E’ stato pubblicato l’avviso pubblico per l’adesione delle famiglie lombarde alla misura ‘Nidi gratis 2019-2020′, che da’ attuazione alla delibera approvata dalla Giunta della Regione Lombardia, su proposta dell’assessore alle Politiche per la famiglia Genitorialita’ e Pari opportunita’ Silvia Piani, che rifinanziava la linea d’intervento con 37 milioni di euro per l’anno scolastico 2019-2020. Si tratta di misure a sostegno concreto delle famiglie nell’accesso ai servizi per la prima infanzia. La misura vuole rispondere ai bisogni di conciliazione vita-lavoro e favorendo la permanenza, l’inserimento e il
reinserimento nel mercato del lavoro, in particolare delle madri, attraverso l’azzeramento della retta per la frequenza ai nidi e micro-nidi pubblici o privati ammessi alla misura”. Per poter aderire, le famiglie devono avere un Isee inferiore o uguale a 20.000 euro. Entrambi i genitori devono essere residenti in Lombardia ed essere occupati, oppure con un genitore occupato e uno disoccupato con Dichiarazione di immediata disponibilita’ o con Patto di servizio personalizzato. Una condizione che e’ valida anche in caso di nuclei
monogenitoriali. La misura – ha sottolineato Silvia Piani – azzera le rette a carico delle famiglie per i nidi e micro-nidi pubblici o privati ammessi, per i mesi di effettiva frequenza compresi da settembre 2019 a luglio 2020. Le famiglie non dovranno anticipare alcun pagamento, poiche’ la rendicontazione avviene tramite i Comuni”.  Le domande potranno essere presentate dalle ore 12 di lunedi’ 23 settembre alle ore 12 di venerdi’ 25 ottobre attraverso il sistema informativo ‘Bandi online’, raggiungibile all’indirizzo www.bandi.servizirl.it.
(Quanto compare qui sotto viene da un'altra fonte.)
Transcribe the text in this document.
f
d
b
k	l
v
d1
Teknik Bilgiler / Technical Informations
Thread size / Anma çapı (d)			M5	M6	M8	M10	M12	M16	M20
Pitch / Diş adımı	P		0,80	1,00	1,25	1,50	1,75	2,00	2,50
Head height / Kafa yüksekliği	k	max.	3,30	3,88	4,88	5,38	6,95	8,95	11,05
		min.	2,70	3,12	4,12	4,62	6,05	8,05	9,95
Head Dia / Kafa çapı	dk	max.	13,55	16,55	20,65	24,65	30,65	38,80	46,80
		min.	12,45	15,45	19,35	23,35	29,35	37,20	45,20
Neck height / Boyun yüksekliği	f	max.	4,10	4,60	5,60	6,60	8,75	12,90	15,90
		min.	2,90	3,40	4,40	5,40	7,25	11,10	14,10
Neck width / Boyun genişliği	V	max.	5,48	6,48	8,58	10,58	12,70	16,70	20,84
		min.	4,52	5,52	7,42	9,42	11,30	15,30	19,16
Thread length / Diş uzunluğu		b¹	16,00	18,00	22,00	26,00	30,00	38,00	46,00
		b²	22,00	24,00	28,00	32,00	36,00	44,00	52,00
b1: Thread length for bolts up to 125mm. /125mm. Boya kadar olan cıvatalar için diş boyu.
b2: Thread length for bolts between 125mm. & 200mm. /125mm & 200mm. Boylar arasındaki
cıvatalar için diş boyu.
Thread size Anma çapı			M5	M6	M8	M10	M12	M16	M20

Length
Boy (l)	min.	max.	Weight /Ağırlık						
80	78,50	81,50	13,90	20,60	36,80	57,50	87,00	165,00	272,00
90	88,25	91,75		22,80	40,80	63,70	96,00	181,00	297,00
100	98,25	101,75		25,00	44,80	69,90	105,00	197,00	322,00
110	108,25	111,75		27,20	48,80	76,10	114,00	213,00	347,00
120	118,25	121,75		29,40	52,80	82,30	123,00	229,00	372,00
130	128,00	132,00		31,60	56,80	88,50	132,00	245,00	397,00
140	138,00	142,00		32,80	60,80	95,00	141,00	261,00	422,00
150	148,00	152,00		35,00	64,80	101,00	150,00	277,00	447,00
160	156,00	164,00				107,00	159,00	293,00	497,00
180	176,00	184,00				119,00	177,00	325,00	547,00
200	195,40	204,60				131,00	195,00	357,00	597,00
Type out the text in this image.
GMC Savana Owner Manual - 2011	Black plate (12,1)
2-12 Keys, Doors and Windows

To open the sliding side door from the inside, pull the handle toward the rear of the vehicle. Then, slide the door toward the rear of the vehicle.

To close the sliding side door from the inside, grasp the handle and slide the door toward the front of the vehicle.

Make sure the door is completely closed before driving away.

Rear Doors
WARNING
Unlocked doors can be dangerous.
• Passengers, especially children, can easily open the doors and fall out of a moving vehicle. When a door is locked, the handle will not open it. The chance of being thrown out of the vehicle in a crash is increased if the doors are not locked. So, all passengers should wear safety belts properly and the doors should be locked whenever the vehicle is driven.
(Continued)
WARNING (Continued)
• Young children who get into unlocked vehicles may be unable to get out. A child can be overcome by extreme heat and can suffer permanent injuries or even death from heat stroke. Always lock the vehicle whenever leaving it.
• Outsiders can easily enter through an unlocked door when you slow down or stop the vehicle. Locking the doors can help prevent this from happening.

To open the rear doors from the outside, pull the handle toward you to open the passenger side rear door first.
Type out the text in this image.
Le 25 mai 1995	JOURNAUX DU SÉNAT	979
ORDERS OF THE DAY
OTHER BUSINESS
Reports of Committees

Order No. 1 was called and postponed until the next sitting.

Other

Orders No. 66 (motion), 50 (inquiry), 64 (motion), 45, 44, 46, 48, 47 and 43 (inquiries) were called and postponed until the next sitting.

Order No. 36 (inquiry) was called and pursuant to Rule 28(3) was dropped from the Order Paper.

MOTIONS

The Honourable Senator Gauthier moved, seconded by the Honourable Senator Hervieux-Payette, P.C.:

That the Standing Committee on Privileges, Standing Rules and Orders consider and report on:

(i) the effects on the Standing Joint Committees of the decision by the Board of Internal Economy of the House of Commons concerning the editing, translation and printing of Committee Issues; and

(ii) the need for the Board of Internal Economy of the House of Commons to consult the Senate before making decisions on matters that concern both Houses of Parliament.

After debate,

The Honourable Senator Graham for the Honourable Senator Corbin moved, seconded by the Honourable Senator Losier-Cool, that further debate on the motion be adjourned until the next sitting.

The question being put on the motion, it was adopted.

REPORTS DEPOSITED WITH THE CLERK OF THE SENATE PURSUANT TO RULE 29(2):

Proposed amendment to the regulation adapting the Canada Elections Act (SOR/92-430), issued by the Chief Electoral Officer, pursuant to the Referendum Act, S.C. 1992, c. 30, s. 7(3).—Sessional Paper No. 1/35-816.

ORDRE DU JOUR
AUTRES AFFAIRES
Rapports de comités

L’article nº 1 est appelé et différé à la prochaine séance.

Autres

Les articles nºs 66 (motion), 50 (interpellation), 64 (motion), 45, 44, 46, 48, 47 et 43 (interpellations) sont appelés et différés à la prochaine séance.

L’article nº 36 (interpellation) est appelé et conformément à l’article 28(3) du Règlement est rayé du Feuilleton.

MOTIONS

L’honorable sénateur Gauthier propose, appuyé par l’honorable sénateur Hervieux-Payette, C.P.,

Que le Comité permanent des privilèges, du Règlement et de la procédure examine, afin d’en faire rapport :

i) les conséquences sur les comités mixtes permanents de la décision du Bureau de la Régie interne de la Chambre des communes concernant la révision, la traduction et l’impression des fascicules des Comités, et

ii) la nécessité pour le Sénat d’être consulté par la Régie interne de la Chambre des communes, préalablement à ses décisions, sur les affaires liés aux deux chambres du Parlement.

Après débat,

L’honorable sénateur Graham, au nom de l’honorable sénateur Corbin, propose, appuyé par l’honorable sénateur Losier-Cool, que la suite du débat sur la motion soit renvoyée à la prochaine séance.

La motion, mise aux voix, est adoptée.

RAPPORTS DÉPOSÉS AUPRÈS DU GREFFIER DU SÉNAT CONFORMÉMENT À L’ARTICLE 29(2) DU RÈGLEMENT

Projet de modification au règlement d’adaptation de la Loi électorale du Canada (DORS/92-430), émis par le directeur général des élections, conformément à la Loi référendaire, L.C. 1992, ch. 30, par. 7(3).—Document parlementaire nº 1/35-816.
E’ possibile richiedere l’agevolazione per ognuno dei propri figli iscritti al nido, presentando una domanda per ogni figlio. L’elenco definitivo delle strutture ammesse alla misura ‘Nidi Gratis 2019-2020′ sara’ consultabile sul sito di Regione Lombardia e sul sito di Anci Lombardia, a partire dal mese disettembre. Elenchi parziali saranno disponibili gia’ questo mese.
Nella passata edizione, ha ricordato l’assessore Piani, sono oltre 500 i Comuni che hanno aderito, oltre 1.000 le strutture coinvolte e circa 15.000 famiglie lombarde che hanno beneficiato dell’azzeramento della retta.